News Release

Program Provides Treatment For Prison-Released HIV-Positive Women

Peer-Reviewed Publication

Brown University

PROVIDENCE, R.I. -- It takes a community to help HIV-positive women released from prison.

A prison-release program for HIV-positive women successfully links clients with medical care and substance-abuse treatment on release from prison, resulting in a more than 50-percent decrease in the recidivism rate, say Brown University medical personnel, reporting in the American Journal of Public Health. They say the program could serve as a model for other states to meet the need for community follow-up for HIV-positive women released from prison.

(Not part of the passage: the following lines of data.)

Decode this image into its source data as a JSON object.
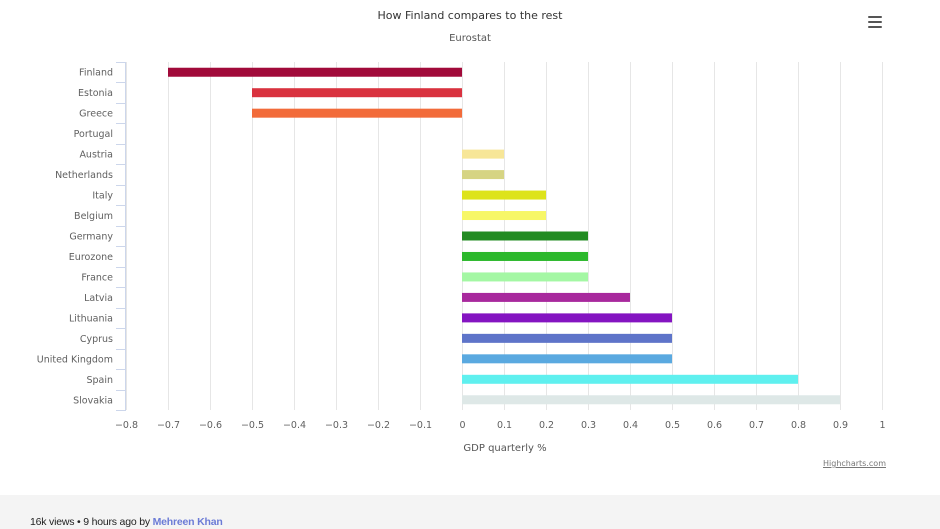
{
  "chart_data": {
    "type": "bar",
    "orientation": "horizontal",
    "title": "How Finland compares to the rest",
    "subtitle": "Eurostat",
    "xlabel": "GDP quarterly %",
    "ylabel": "",
    "xlim": [
      -0.8,
      1
    ],
    "grid": true,
    "legend": "none",
    "x_ticks": [
      "−0.8",
      "−0.7",
      "−0.6",
      "−0.5",
      "−0.4",
      "−0.3",
      "−0.2",
      "−0.1",
      "0",
      "0.1",
      "0.2",
      "0.3",
      "0.4",
      "0.5",
      "0.6",
      "0.7",
      "0.8",
      "0.9",
      "1"
    ],
    "x_tick_values": [
      -0.8,
      -0.7,
      -0.6,
      -0.5,
      -0.4,
      -0.3,
      -0.2,
      -0.1,
      0,
      0.1,
      0.2,
      0.3,
      0.4,
      0.5,
      0.6,
      0.7,
      0.8,
      0.9,
      1
    ],
    "categories": [
      "Finland",
      "Estonia",
      "Greece",
      "Portugal",
      "Austria",
      "Netherlands",
      "Italy",
      "Belgium",
      "Germany",
      "Eurozone",
      "France",
      "Latvia",
      "Lithuania",
      "Cyprus",
      "United Kingdom",
      "Spain",
      "Slovakia"
    ],
    "values": [
      -0.7,
      -0.5,
      -0.5,
      0,
      0.1,
      0.1,
      0.2,
      0.2,
      0.3,
      0.3,
      0.3,
      0.4,
      0.5,
      0.5,
      0.5,
      0.8,
      0.9
    ],
    "colors": [
      "#a10a3a",
      "#d9323f",
      "#f26b3a",
      "#cccccc",
      "#f7e697",
      "#d6d483",
      "#dde31b",
      "#f7f767",
      "#228b22",
      "#2cb82c",
      "#a4f7a4",
      "#a8299d",
      "#8414c1",
      "#5e74c9",
      "#5aa9e0",
      "#5ff0ef",
      "#dee8e7"
    ]
  },
  "credits": "Highcharts.com",
  "menu": {
    "icon": "hamburger-menu-icon"
  },
  "footer": {
    "meta": "16k views • 9 hours ago by ",
    "author": "Mehreen Khan"
  }
}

During the first year of the program, 41 HIV-positive women were released from prison. Among them, 34 followed up with medical care, and 34 of 39 women received aid from either general public assistance or Social Security disability. Twenty-one of 31 women entered into a substance abuse treatment program after release. Of the 14 women who had no place to live, 8 were placed in an apartment or group home.

Women in the prison release program's first year had recidivism rates of 12 percent within six months and 17 percent within 12 months. For comparison, a randomly selected group of 41 HIV-positive women at the state prison who were not in the program had recidivism rates of 27 percent within six months and 39 percent within one year. Forty-one HIV-negative women who had release dates and charges that matched those of participants in the prison release program had recidivism rates of 22 percent within six months and 37 percent within 12 months.

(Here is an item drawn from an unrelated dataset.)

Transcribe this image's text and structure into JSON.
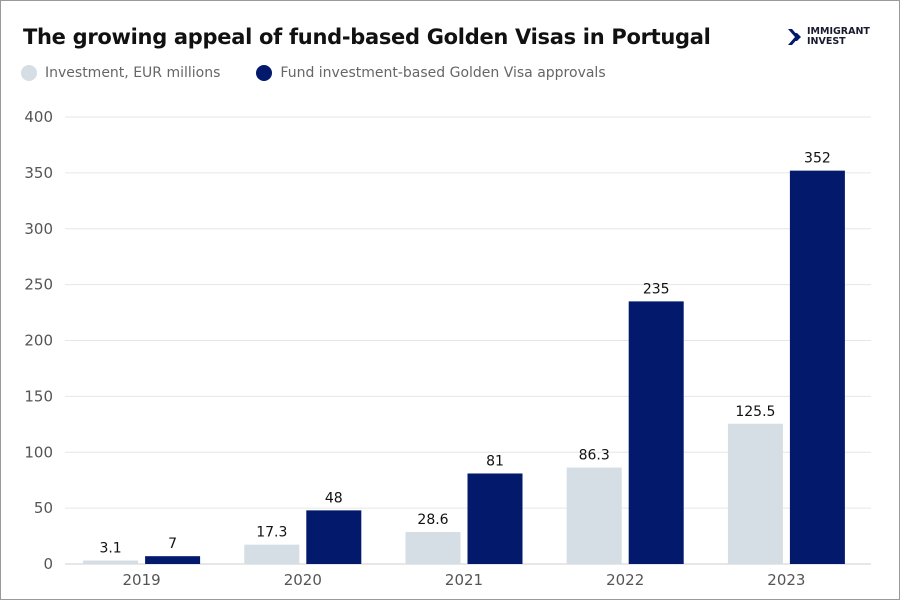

Prisons are key sites to provide initial HIV-related care and links to community follow-up. Between 1989 and 1993, for example, 39 percent of all HIV-infected women in Rhode Island were first diagnosed with the virus in the state prison.

Upon release from prison, HIV-positive women frequently lack primary medical and gynecological care, substance abuse treatment and psychological and social support. The Brown University AIDS program, with the Rhode Island departments of health and corrections, designed the prison release program. It relies on a seven-member team of four doctors, two nurses and a social worker to assist the women. The program also supports a prison-based, half-time registered nurse.

In the program, team members meet with each woman, three to six months prior to her release, and up to five times depending on need, to discuss and design after-release plans. This pre-release counseling focuses on medical care, housing, substance abuse treatment and family support. Team members also conduct follow-up on all participants three and six months after release from prison.

"The first 24 hours after the women are out determines whether they will be back," said Timothy Flanigan, M.D., associate professor of medicine and one of the program's leaders. "The program's intervention tries to establish a medical relationship with women in prison and maintain that bond. The doctors who see the women in prison also see them in the community. Each woman's discharge plan is carefully crafted before she leaves prison and is reinforced by the doctor and other team members."

All but two of the 41 women in the program were incarcerated for drug or prostitution charges or both. Thirty-three of the women had been jailed more than twice.

"Success in the program is measured in changed behavior, which is reflected by the reduced recidivism rates," said Kevin Vigilante, M.D., clinical associate professor of medicine, and the program's other leader. "If the women are changing their behaviors by not returning to prison, they may also be reducing the behaviors that lead to drug use and prostitution."

Vigilante also operates a storefront clinic that provides medical care and substance-abuse treatment to HIV-negative women at high risk of contracting the virus. He and Flanigan run a program that helps children of incarcerated women and substance abusers attend parochial or private schools. Vigilante and Flanigan are physicians in the Brown University School of Medicine based at The Miriam Hospital.